I think I understand Oklahoma --- you have Tinker AFB and another munitions plant.

I know there are a lot of military installations in Michigan and presumably Indiana, but is the primary reason they're blacked out just that it's the industrial corridor for the country? Just black out the rust belt?

Any other areas people can explain?

Lots of nuclear sites, all with very wide swaths of coverage - Hanford, Savannah River, big chunk of New Mexico and surroundings, Nevada. I'm guessing places in Colorado and the Dakotas that a little later became various bits of SAC/NORAD/etc were already homes to sensitive Air Force bases and related facilities.
One thing that jumped out - "Travel restrictions on Soviet private citizens stayed in place, enforced by the Departments of State and Justice, until the Kennedy administration unilaterally lifted them in 1962 as a symbol of the openness of American society."

The administrations in question were surely perfectly aware that there was no such thing as 'Soviet private citizens' just up and traveling to the US.

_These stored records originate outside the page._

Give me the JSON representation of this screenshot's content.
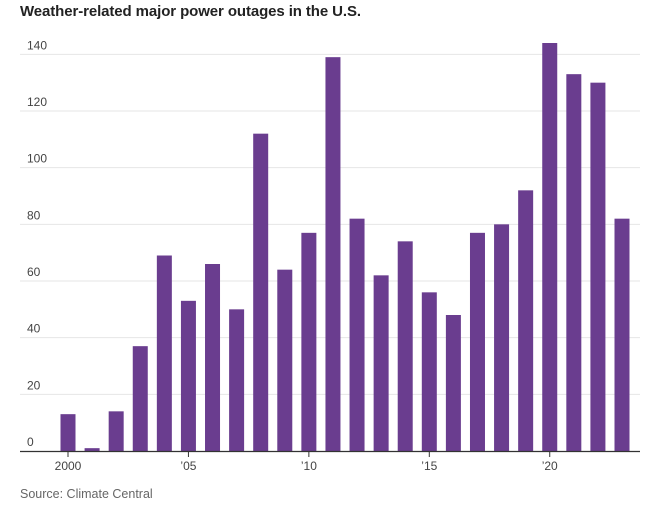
{
  "chart_data": {
    "type": "bar",
    "title": "Weather-related major power outages in the U.S.",
    "xlabel": "",
    "ylabel": "",
    "years": [
      2000,
      2001,
      2002,
      2003,
      2004,
      2005,
      2006,
      2007,
      2008,
      2009,
      2010,
      2011,
      2012,
      2013,
      2014,
      2015,
      2016,
      2017,
      2018,
      2019,
      2020,
      2021,
      2022,
      2023
    ],
    "values": [
      13,
      1,
      14,
      37,
      69,
      53,
      66,
      50,
      112,
      64,
      77,
      139,
      82,
      62,
      74,
      56,
      48,
      77,
      80,
      92,
      144,
      133,
      130,
      82
    ],
    "ylim": [
      0,
      150
    ],
    "y_ticks": [
      0,
      20,
      40,
      60,
      80,
      100,
      120,
      140
    ],
    "x_ticks": [
      {
        "year": 2000,
        "label": "2000"
      },
      {
        "year": 2005,
        "label": "’05"
      },
      {
        "year": 2010,
        "label": "’10"
      },
      {
        "year": 2015,
        "label": "’15"
      },
      {
        "year": 2020,
        "label": "’20"
      }
    ],
    "grid": true,
    "bar_color": "#6a3d8f",
    "grid_color": "#e6e6e6",
    "axis_color": "#333333"
  },
  "source": "Source: Climate Central"
}
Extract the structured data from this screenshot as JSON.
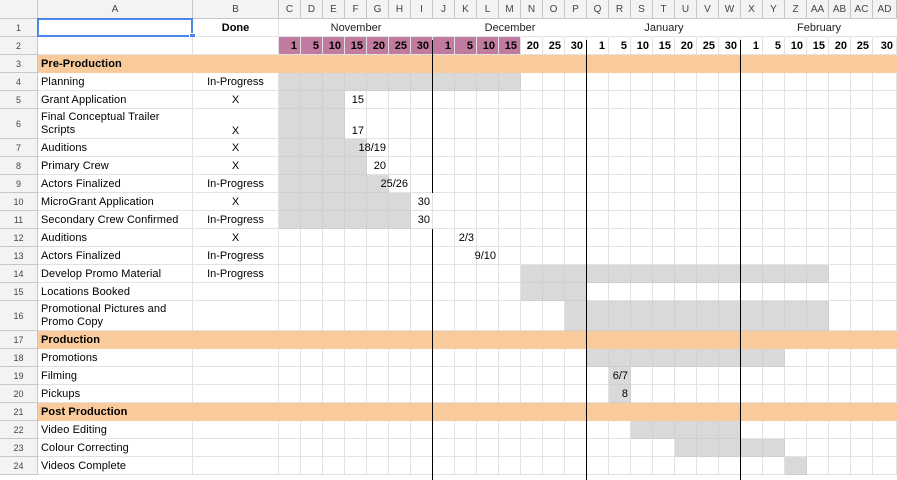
{
  "columns": [
    "A",
    "B",
    "C",
    "D",
    "E",
    "F",
    "G",
    "H",
    "I",
    "J",
    "K",
    "L",
    "M",
    "N",
    "O",
    "P",
    "Q",
    "R",
    "S",
    "T",
    "U",
    "V",
    "W",
    "X",
    "Y",
    "Z",
    "AA",
    "AB",
    "AC",
    "AD"
  ],
  "header_row": {
    "done_label": "Done",
    "months": [
      {
        "name": "November",
        "start_col": 2
      },
      {
        "name": "December",
        "start_col": 9
      },
      {
        "name": "January",
        "start_col": 16
      },
      {
        "name": "February",
        "start_col": 23
      }
    ]
  },
  "days": [
    "1",
    "5",
    "10",
    "15",
    "20",
    "25",
    "30",
    "1",
    "5",
    "10",
    "15",
    "20",
    "25",
    "30",
    "1",
    "5",
    "10",
    "15",
    "20",
    "25",
    "30",
    "1",
    "5",
    "10",
    "15",
    "20",
    "25",
    "30"
  ],
  "highlighted_days_range": [
    2,
    12
  ],
  "month_separators_after_col": [
    8,
    15,
    22
  ],
  "rows": [
    {
      "num": "1",
      "type": "months"
    },
    {
      "num": "2",
      "type": "days"
    },
    {
      "num": "3",
      "type": "section",
      "task": "Pre-Production"
    },
    {
      "num": "4",
      "task": "Planning",
      "done": "In-Progress",
      "shade": [
        2,
        12
      ]
    },
    {
      "num": "5",
      "task": "Grant Application",
      "done": "X",
      "shade": [
        2,
        4
      ],
      "note": {
        "col": 5,
        "text": "15"
      }
    },
    {
      "num": "6",
      "task": "Final Conceptual Trailer Scripts",
      "done": "X",
      "shade": [
        2,
        4
      ],
      "note": {
        "col": 5,
        "text": "17"
      },
      "tall": true
    },
    {
      "num": "7",
      "task": "Auditions",
      "done": "X",
      "shade": [
        2,
        5
      ],
      "note": {
        "col": 6,
        "text": "18/19"
      }
    },
    {
      "num": "8",
      "task": "Primary Crew",
      "done": "X",
      "shade": [
        2,
        5
      ],
      "note": {
        "col": 6,
        "text": "20"
      }
    },
    {
      "num": "9",
      "task": "Actors Finalized",
      "done": "In-Progress",
      "shade": [
        2,
        6
      ],
      "note": {
        "col": 7,
        "text": "25/26"
      }
    },
    {
      "num": "10",
      "task": "MicroGrant Application",
      "done": "X",
      "shade": [
        2,
        7
      ],
      "note": {
        "col": 8,
        "text": "30"
      }
    },
    {
      "num": "11",
      "task": "Secondary Crew Confirmed",
      "done": "In-Progress",
      "shade": [
        2,
        7
      ],
      "note": {
        "col": 8,
        "text": "30"
      }
    },
    {
      "num": "12",
      "task": "Auditions",
      "done": "X",
      "note": {
        "col": 10,
        "text": "2/3"
      }
    },
    {
      "num": "13",
      "task": "Actors Finalized",
      "done": "In-Progress",
      "note": {
        "col": 11,
        "text": "9/10"
      }
    },
    {
      "num": "14",
      "task": "Develop Promo Material",
      "done": "In-Progress",
      "shade": [
        13,
        26
      ]
    },
    {
      "num": "15",
      "task": "Locations Booked",
      "shade": [
        13,
        15
      ]
    },
    {
      "num": "16",
      "task": "Promotional Pictures and Promo Copy",
      "shade": [
        15,
        26
      ],
      "tall": true
    },
    {
      "num": "17",
      "type": "section",
      "task": "Production"
    },
    {
      "num": "18",
      "task": "Promotions",
      "shade": [
        16,
        24
      ]
    },
    {
      "num": "19",
      "task": "Filming",
      "shade": [
        17,
        17
      ],
      "note": {
        "col": 17,
        "text": "6/7"
      }
    },
    {
      "num": "20",
      "task": "Pickups",
      "shade": [
        17,
        17
      ],
      "note": {
        "col": 17,
        "text": "8"
      }
    },
    {
      "num": "21",
      "type": "section",
      "task": "Post Production"
    },
    {
      "num": "22",
      "task": "Video Editing",
      "shade": [
        18,
        22
      ]
    },
    {
      "num": "23",
      "task": "Colour Correcting",
      "shade": [
        20,
        24
      ]
    },
    {
      "num": "24",
      "task": "Videos Complete",
      "shade": [
        25,
        25
      ]
    }
  ],
  "colors": {
    "section": "#f9cb9c",
    "shade": "#d9d9d9",
    "day_highlight": "#c27ba0",
    "selection": "#4a86e8",
    "grid_header": "#f3f3f3"
  }
}
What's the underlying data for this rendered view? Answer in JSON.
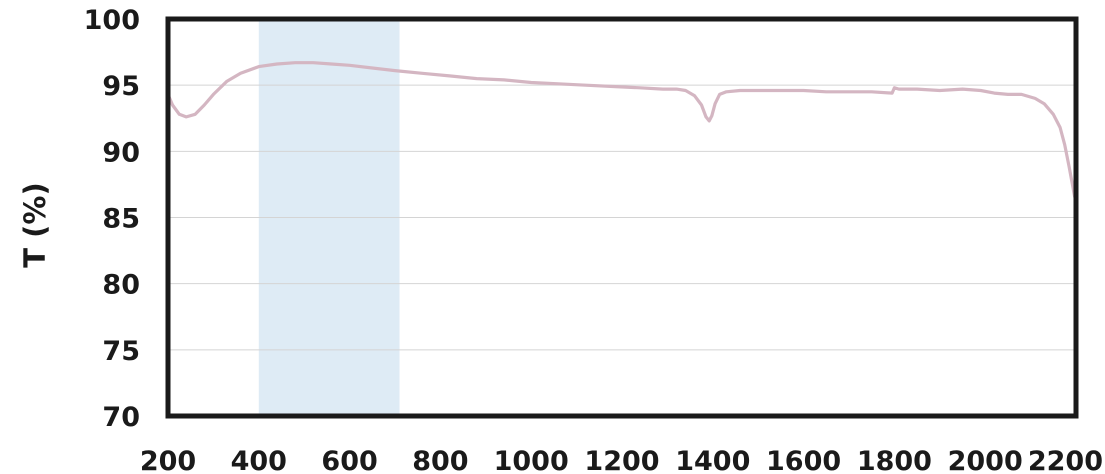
{
  "chart_data": {
    "type": "line",
    "title": "",
    "xlabel": "",
    "ylabel": "T (%)",
    "xlim": [
      200,
      2200
    ],
    "ylim": [
      70,
      100
    ],
    "xticks": [
      200,
      400,
      600,
      800,
      1000,
      1200,
      1400,
      1600,
      1800,
      2000,
      2200
    ],
    "yticks": [
      70,
      75,
      80,
      85,
      90,
      95,
      100
    ],
    "grid": "horizontal",
    "highlight_band": {
      "x_from": 400,
      "x_to": 710,
      "color": "#deebf5"
    },
    "line_color": "#d4b6c2",
    "series": [
      {
        "x": [
          200,
          210,
          225,
          240,
          260,
          280,
          300,
          330,
          360,
          400,
          440,
          480,
          520,
          560,
          600,
          650,
          700,
          760,
          820,
          880,
          940,
          1000,
          1060,
          1120,
          1180,
          1240,
          1290,
          1320,
          1340,
          1360,
          1375,
          1385,
          1392,
          1398,
          1405,
          1415,
          1430,
          1460,
          1500,
          1550,
          1600,
          1650,
          1700,
          1750,
          1795,
          1800,
          1810,
          1850,
          1900,
          1950,
          1990,
          2020,
          2050,
          2080,
          2110,
          2130,
          2150,
          2165,
          2175,
          2185,
          2192,
          2197,
          2200
        ],
        "y": [
          94.3,
          93.5,
          92.8,
          92.6,
          92.8,
          93.5,
          94.3,
          95.3,
          95.9,
          96.4,
          96.6,
          96.7,
          96.7,
          96.6,
          96.5,
          96.3,
          96.1,
          95.9,
          95.7,
          95.5,
          95.4,
          95.2,
          95.1,
          95.0,
          94.9,
          94.8,
          94.7,
          94.7,
          94.6,
          94.2,
          93.5,
          92.6,
          92.3,
          92.7,
          93.6,
          94.3,
          94.5,
          94.6,
          94.6,
          94.6,
          94.6,
          94.5,
          94.5,
          94.5,
          94.4,
          94.8,
          94.7,
          94.7,
          94.6,
          94.7,
          94.6,
          94.4,
          94.3,
          94.3,
          94.0,
          93.6,
          92.8,
          91.8,
          90.5,
          88.8,
          87.5,
          86.6,
          86.3
        ]
      }
    ]
  }
}
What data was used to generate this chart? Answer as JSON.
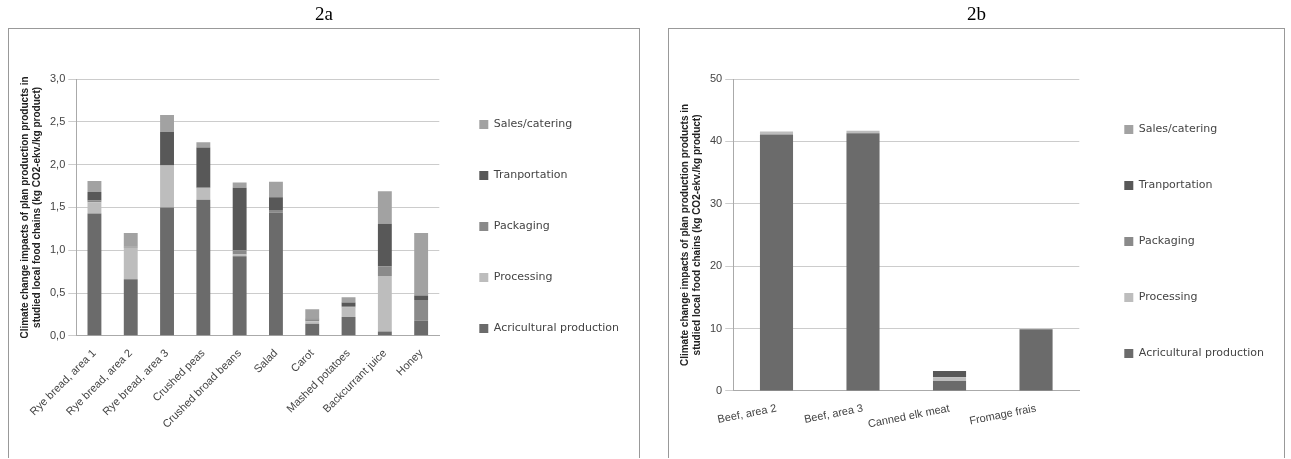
{
  "chart_data": [
    {
      "type": "bar",
      "title": "2a",
      "ylabel": "Climate change impacts of plan production products in studied local food chains (kg CO2-ekv./kg product)",
      "stacked": true,
      "grid": "y",
      "legend": "right",
      "categories": [
        "Rye bread, area 1",
        "Rye bread, area 2",
        "Rye bread, area 3",
        "Crushed peas",
        "Crushed broad beans",
        "Salad",
        "Carot",
        "Mashed potatoes",
        "Backcurrant juice",
        "Honey"
      ],
      "ylim": [
        0,
        3
      ],
      "yticks": [
        {
          "value": 0,
          "label": "0,0"
        },
        {
          "value": 0.5,
          "label": "0,5"
        },
        {
          "value": 1,
          "label": "1,0"
        },
        {
          "value": 1.5,
          "label": "1,5"
        },
        {
          "value": 2,
          "label": "2,0"
        },
        {
          "value": 2.5,
          "label": "2,5"
        },
        {
          "value": 3,
          "label": "3,0"
        }
      ],
      "series": [
        {
          "name": "Acricultural production",
          "color": "#6b6b6b",
          "values": [
            1.43,
            0.66,
            1.5,
            1.59,
            0.93,
            1.44,
            0.14,
            0.22,
            0.05,
            0.18
          ]
        },
        {
          "name": "Processing",
          "color": "#bdbdbd",
          "values": [
            0.13,
            0.37,
            0.49,
            0.14,
            0.02,
            null,
            0.03,
            0.11,
            0.65,
            null
          ]
        },
        {
          "name": "Packaging",
          "color": "#8a8a8a",
          "values": [
            0.02,
            0.01,
            0,
            0,
            0.05,
            0.03,
            0.02,
            0.02,
            0.11,
            0.24
          ]
        },
        {
          "name": "Tranportation",
          "color": "#585858",
          "values": [
            0.1,
            0,
            0.39,
            0.47,
            0.73,
            0.15,
            0.01,
            0.04,
            0.5,
            0.05
          ]
        },
        {
          "name": "Sales/catering",
          "color": "#a2a2a2",
          "values": [
            0.13,
            0.16,
            0.2,
            0.06,
            0.06,
            0.18,
            0.11,
            0.06,
            0.38,
            0.73
          ]
        }
      ]
    },
    {
      "type": "bar",
      "title": "2b",
      "ylabel": "Climate change impacts of plan production products in studied local food chains (kg CO2-ekv./kg product)",
      "stacked": true,
      "grid": "y",
      "legend": "right",
      "categories": [
        "Beef, area 2",
        "Beef, area 3",
        "Canned elk meat",
        "Fromage frais"
      ],
      "ylim": [
        0,
        50
      ],
      "yticks": [
        0,
        10,
        20,
        30,
        40,
        50
      ],
      "series": [
        {
          "name": "Acricultural production",
          "color": "#6b6b6b",
          "values": [
            41.1,
            41.3,
            1.6,
            9.9
          ]
        },
        {
          "name": "Processing",
          "color": "#bdbdbd",
          "values": [
            0.5,
            0.4,
            0.6,
            0
          ]
        },
        {
          "name": "Packaging",
          "color": "#8a8a8a",
          "values": [
            0,
            0,
            0,
            0
          ]
        },
        {
          "name": "Tranportation",
          "color": "#585858",
          "values": [
            0,
            0,
            1,
            0
          ]
        },
        {
          "name": "Sales/catering",
          "color": "#a2a2a2",
          "values": [
            0,
            0,
            0,
            0
          ]
        }
      ]
    }
  ]
}
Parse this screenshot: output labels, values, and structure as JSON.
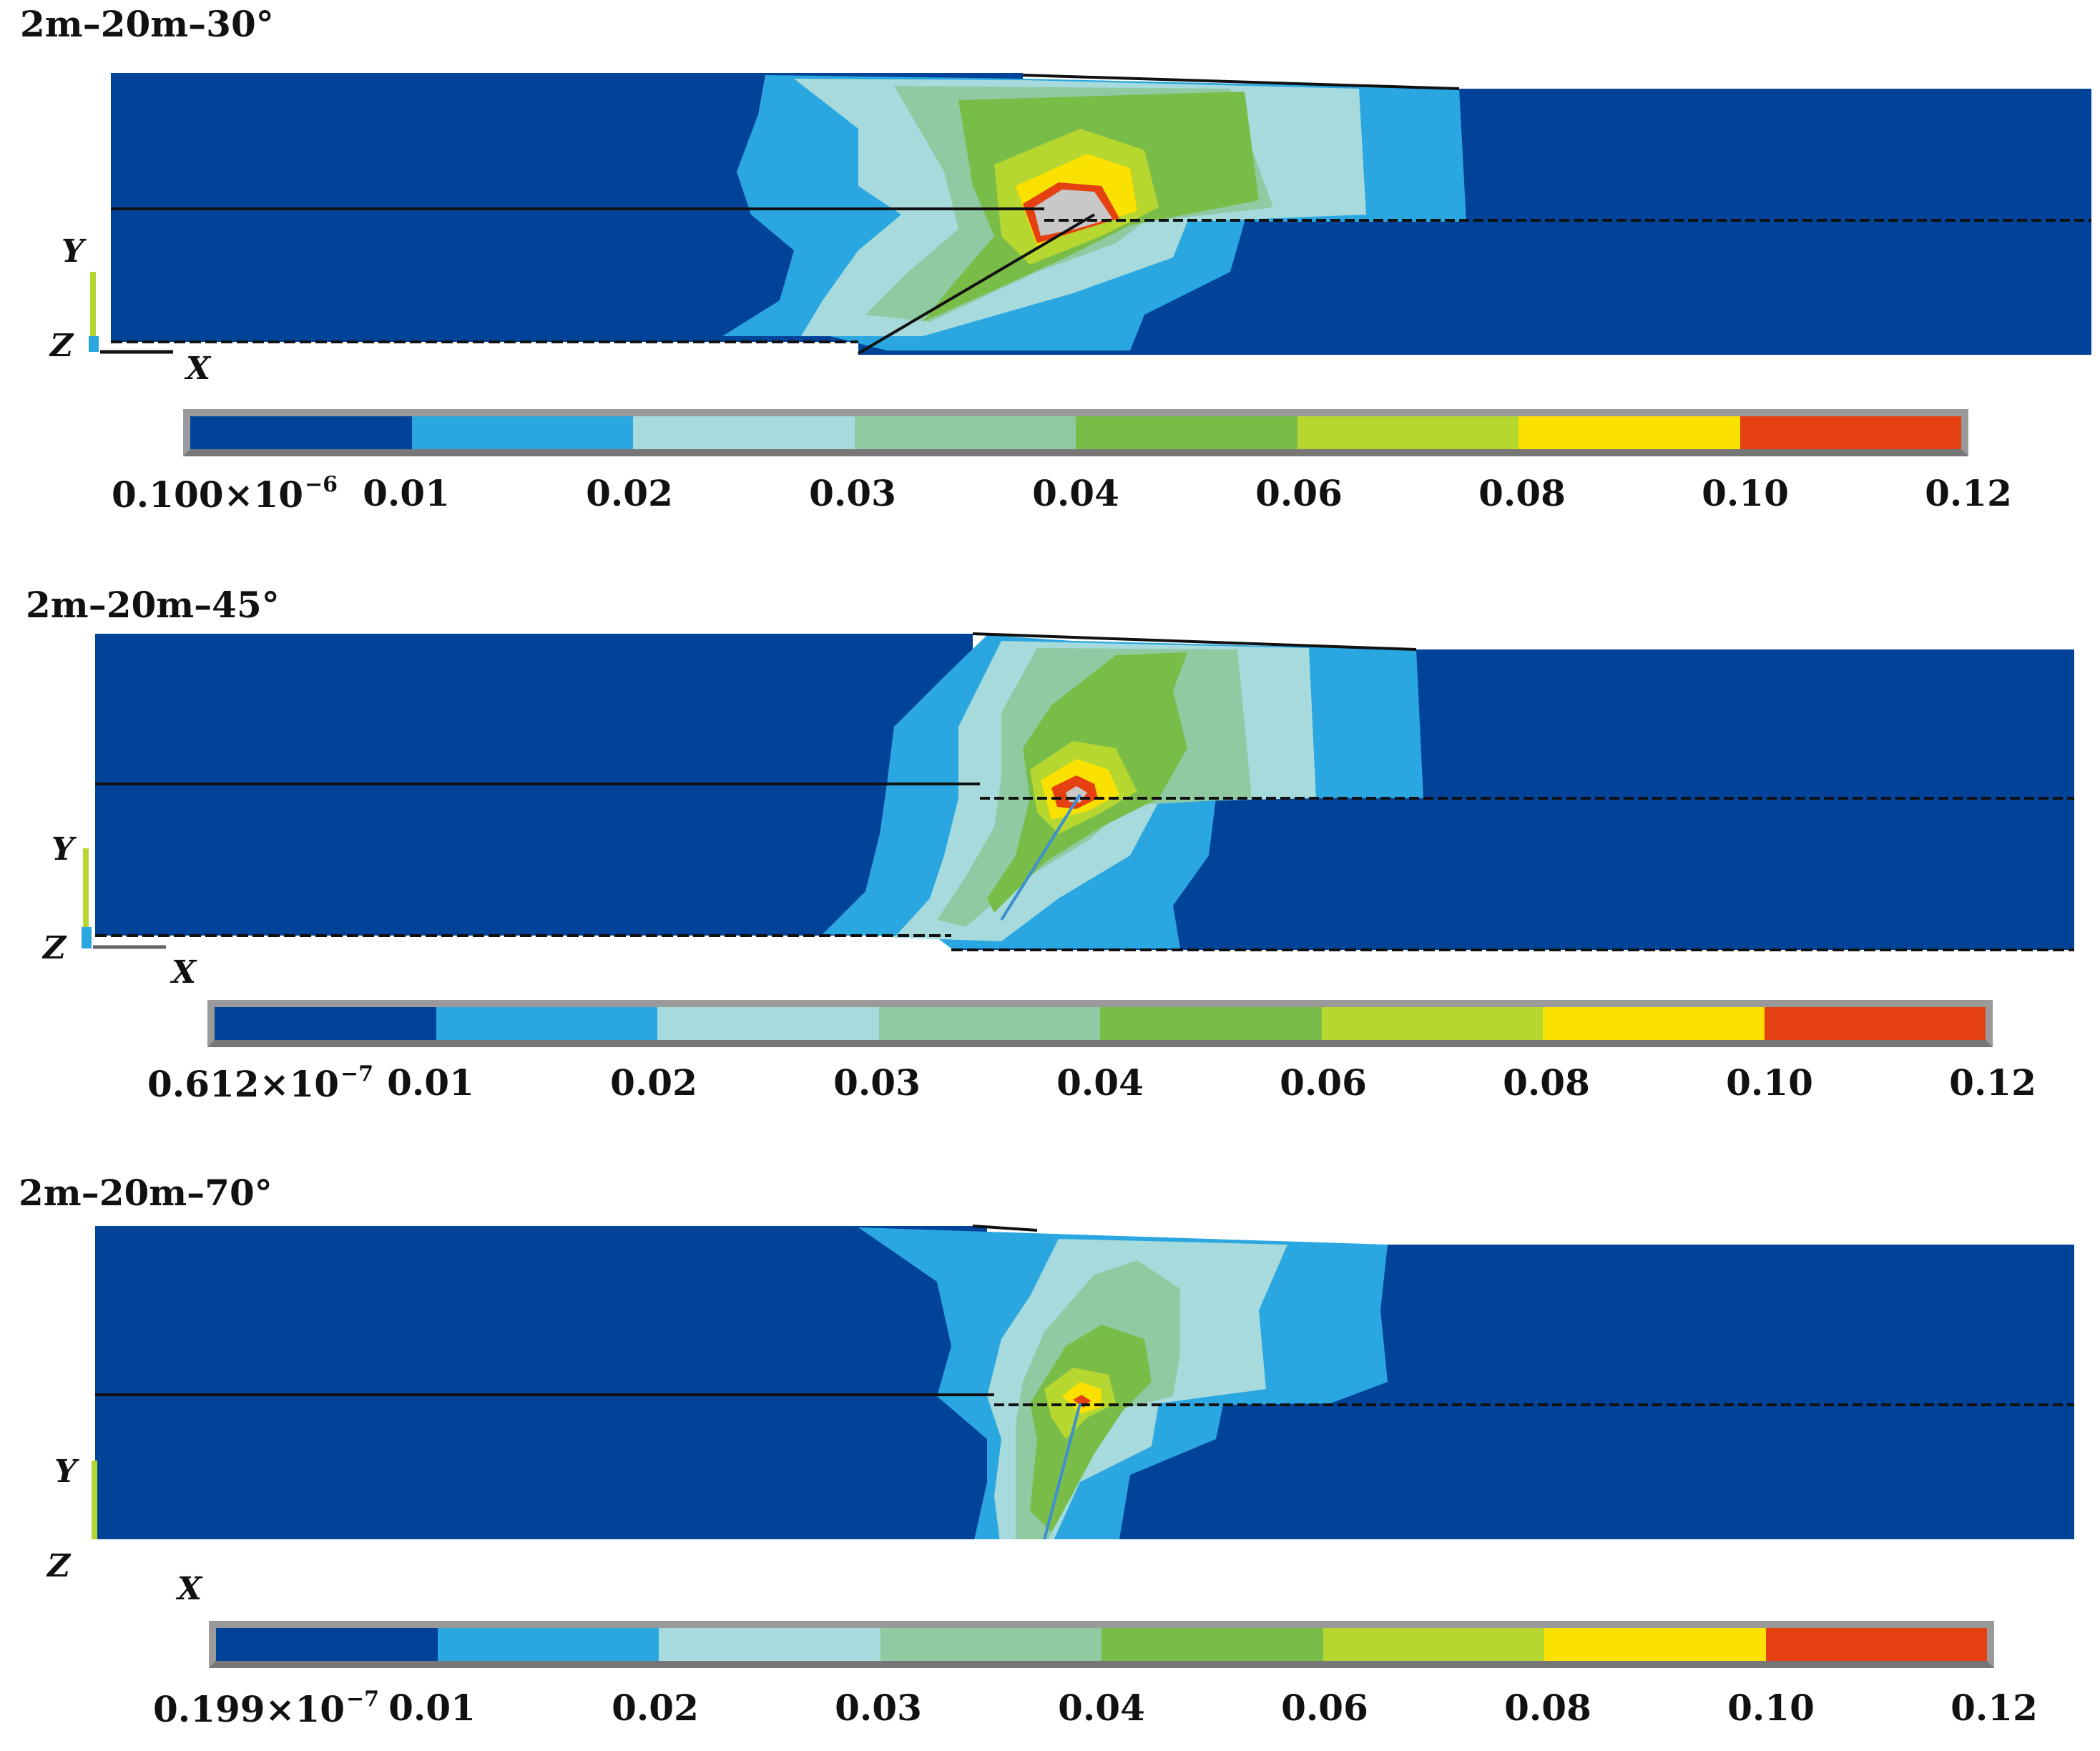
{
  "colors": {
    "background": "#02439a",
    "contour_levels": [
      "#02439a",
      "#2aa7e0",
      "#a6dadc",
      "#8fcaa3",
      "#79bd48",
      "#b6d630",
      "#fbe100",
      "#e54012"
    ],
    "peak": "#c8c8c8"
  },
  "legend": {
    "ticks": [
      "0.01",
      "0.02",
      "0.03",
      "0.04",
      "0.06",
      "0.08",
      "0.10",
      "0.12"
    ]
  },
  "panels": [
    {
      "title": "2m–20m–30°",
      "min_mantissa": "0.100×10",
      "min_exponent": "−6",
      "axis_y": "Y",
      "axis_z": "Z",
      "axis_x": "X"
    },
    {
      "title": "2m–20m–45°",
      "min_mantissa": "0.612×10",
      "min_exponent": "−7",
      "axis_y": "Y",
      "axis_z": "Z",
      "axis_x": "X"
    },
    {
      "title": "2m–20m–70°",
      "min_mantissa": "0.199×10",
      "min_exponent": "−7",
      "axis_y": "Y",
      "axis_z": "Z",
      "axis_x": "X"
    }
  ]
}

But, anecdotally at least, the symbolism did work - my father first visited the US in the early 70s as a Soviet-bloc citizen working for UN IAEA Safeguards. He was impressed by how unrestricted his travel was - he wanted to extend his trip slightly to do a bit of sightseeing - the Grand Canyon and Vegas (I think both off this map). His hosts helped arrange it for him in a few minutes and with a couple of calls. To a travel agent, not the CIA.

Which may seem innocuous now but it was the height of the cold war, the UN was a much-beloved Soviet spy-insertion vector and the working destination of his trip was, in fact, Oak Ridge - not a place famous for its guided tours.